Sunday, 26 August 2012

people watching

We gave the sparky girl a card signed by most of the people who work at weekends, and a mug.  It was a modest leaving party, with just three people at it, but it showed that we cared.

Alan Bennett enjoys sitting in the lobbies of provincial hotels, so he says.  Not doing anything or talking, just listening and watching.  He'd enjoy standing at the till of a garden centre on a quiet Sunday in August.  The first notable customer was a woman who is a regular though not frequent visitor.  She lives in Wales, but her parents, aged 95 and 94, live just around the corner.  She finds the plant centre a peaceful place to call in to, every now and then.

She is a woman that at first sight you might laugh at, if you were the sort of person who writes clever, cutting articles about lifestyle and fashion.  She is probably somewhere in her late sixties, with untidy hair, an amount of blue eye shadow that would have been too much for me back in the 1970s when blue eye shadow was in fashion and I was in my teens, and a hippyish taste in ethnic bags and scarves.  She is very short, and walks with a stick.  Her hands are swollen with arthritis, or some ailment that turns your hands into rosy, shiny lumps.  She has needed operations on her legs, the last of which left her with deep vein thrombosis, and is still forbidden by her doctor to drive long distances, so she came from Wales to Suffolk by train.  She does not like the change from Paddington to Liverpool Street by underground, and nobody she knows in London was available to help her, so she travelled the long way round, via Birmingham, Peterborough, Ely and Ipswich, which took her eight hours.  When she arrives her parents need help with all sorts of things.  They are fiercely resistant to accepting other help, or changing their house or habits or the way that they live.  Her mother has started to have falls.

I don't know this customer's name, but she is always cheerful.  She doesn't moan about the fact that it took her an exhausting eight hour journey to get here, or that her duties are pretty onerous when she arrives, after which it takes her another marathon trip to get back.  We chatted about how nice the walled garden is, and she told me about her garden in Wales, and how it is full of wildlife, but doesn't meet the neighbour's standards of tidiness.  She was planning to call again later in the week.  She limped off, with her stick and her dodgy hair, back to the domestic chores.

The second notable customer was also short and mobility impaired (and with really seriously bad long frizzy hair, if you are taking a Hannah Betts or Hilary Rose view), and walked bent double with the aid of a frame on wheels that she pushed in front of her.  She was with her husband, a tall, patient man with a sad and anxious expression, who bought a climbing rose.  He suggested they could go to a National Trust property, but she replied in the tone of voice that doesn't brook any discussion that they would all be crowded.  They took a table in the tea shop and he was sent up to the counter to order.  She called across the room to the sparky girl to ask whether she could have a latte and the sparky girl said yes, we did latte.  She asked her husband what he was having, and then pointed out to him that there was a list of what was available, repeating twice with real venom that it was there, look, right in front of him.  He said that he was just putting his glasses on so that he could see and that he would have an ordinary coffee, then stood leaning against the counter, staring into the distance with a defeated expression and slowly removing his glasses again, while the sparky girl loaded up his tray.  If tonight he strangles the companion of his bosom I will act as a character witness that he was treated to an extraordinary public display of casual contempt by his late spouse.

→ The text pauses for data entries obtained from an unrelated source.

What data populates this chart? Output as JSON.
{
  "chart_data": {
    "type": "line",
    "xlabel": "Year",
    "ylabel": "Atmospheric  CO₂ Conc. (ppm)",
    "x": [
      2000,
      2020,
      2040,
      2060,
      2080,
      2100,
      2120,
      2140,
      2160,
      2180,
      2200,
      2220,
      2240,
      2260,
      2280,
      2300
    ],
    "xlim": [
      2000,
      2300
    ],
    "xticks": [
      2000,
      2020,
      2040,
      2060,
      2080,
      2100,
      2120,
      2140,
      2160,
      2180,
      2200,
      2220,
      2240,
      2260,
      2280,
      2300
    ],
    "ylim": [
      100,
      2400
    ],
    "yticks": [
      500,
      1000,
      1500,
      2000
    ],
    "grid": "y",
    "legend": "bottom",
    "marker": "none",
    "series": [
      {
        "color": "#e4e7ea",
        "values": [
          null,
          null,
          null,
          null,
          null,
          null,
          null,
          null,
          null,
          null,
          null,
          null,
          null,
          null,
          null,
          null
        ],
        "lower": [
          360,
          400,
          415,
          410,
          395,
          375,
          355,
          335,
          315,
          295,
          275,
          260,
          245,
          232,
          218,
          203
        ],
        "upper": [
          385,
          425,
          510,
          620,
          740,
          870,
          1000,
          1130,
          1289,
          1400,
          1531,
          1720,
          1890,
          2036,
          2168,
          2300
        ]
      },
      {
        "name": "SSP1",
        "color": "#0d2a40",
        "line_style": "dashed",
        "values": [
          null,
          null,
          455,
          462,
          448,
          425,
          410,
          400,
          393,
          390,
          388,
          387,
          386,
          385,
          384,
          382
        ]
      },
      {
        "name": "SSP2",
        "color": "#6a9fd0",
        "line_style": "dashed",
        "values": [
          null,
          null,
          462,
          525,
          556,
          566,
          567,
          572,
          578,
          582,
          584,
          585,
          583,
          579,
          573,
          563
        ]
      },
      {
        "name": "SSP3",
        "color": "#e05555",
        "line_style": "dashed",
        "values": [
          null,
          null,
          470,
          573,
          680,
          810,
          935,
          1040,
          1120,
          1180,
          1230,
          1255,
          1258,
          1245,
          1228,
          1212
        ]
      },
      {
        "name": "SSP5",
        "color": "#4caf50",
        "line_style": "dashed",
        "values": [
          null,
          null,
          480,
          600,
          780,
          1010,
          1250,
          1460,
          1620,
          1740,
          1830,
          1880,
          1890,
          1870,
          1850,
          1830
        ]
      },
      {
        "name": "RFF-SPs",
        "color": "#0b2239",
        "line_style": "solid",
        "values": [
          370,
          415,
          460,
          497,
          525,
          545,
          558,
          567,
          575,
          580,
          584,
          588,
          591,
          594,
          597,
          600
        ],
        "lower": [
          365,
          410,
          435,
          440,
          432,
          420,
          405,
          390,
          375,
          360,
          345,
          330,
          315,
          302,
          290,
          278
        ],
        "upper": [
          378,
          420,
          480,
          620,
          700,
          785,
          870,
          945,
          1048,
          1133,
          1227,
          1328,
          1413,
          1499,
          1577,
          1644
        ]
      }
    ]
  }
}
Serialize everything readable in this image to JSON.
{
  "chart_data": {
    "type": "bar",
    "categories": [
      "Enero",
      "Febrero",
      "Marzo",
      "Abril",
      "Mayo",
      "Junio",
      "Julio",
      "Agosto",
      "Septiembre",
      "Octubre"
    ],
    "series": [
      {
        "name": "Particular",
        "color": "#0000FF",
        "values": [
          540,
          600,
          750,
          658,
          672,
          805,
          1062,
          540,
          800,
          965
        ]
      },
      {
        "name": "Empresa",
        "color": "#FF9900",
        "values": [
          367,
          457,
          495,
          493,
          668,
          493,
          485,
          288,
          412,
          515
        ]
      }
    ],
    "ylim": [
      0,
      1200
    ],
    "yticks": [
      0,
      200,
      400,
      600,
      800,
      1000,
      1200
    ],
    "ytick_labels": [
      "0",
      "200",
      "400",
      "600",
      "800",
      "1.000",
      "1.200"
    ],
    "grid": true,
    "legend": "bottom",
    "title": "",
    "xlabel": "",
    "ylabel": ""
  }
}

Later on a customer came in who I don't think was at my talk last Tuesday, but might as well have been, as she was buying foliage plants to liven up her border.  She had some Carex in her trolley, a vine, and a Paulownia, and she asked my advice about stooling the Paulownia, which is how I discovered that she was specifically interested in foliage.  Perceptive woman.  We naturally warm to people whose ideas and opinions coincide with our own.

As we went up to the house at the end of the day with the tills and our telephones and radios, the owners had just returned from their holiday.  They didn't come rushing through to say hello to us, but one of my colleagues heard the boss say that somebody had trampled mud up the stairs.  She had a nasty suspicion it was not mud, but something to do with the peacocks.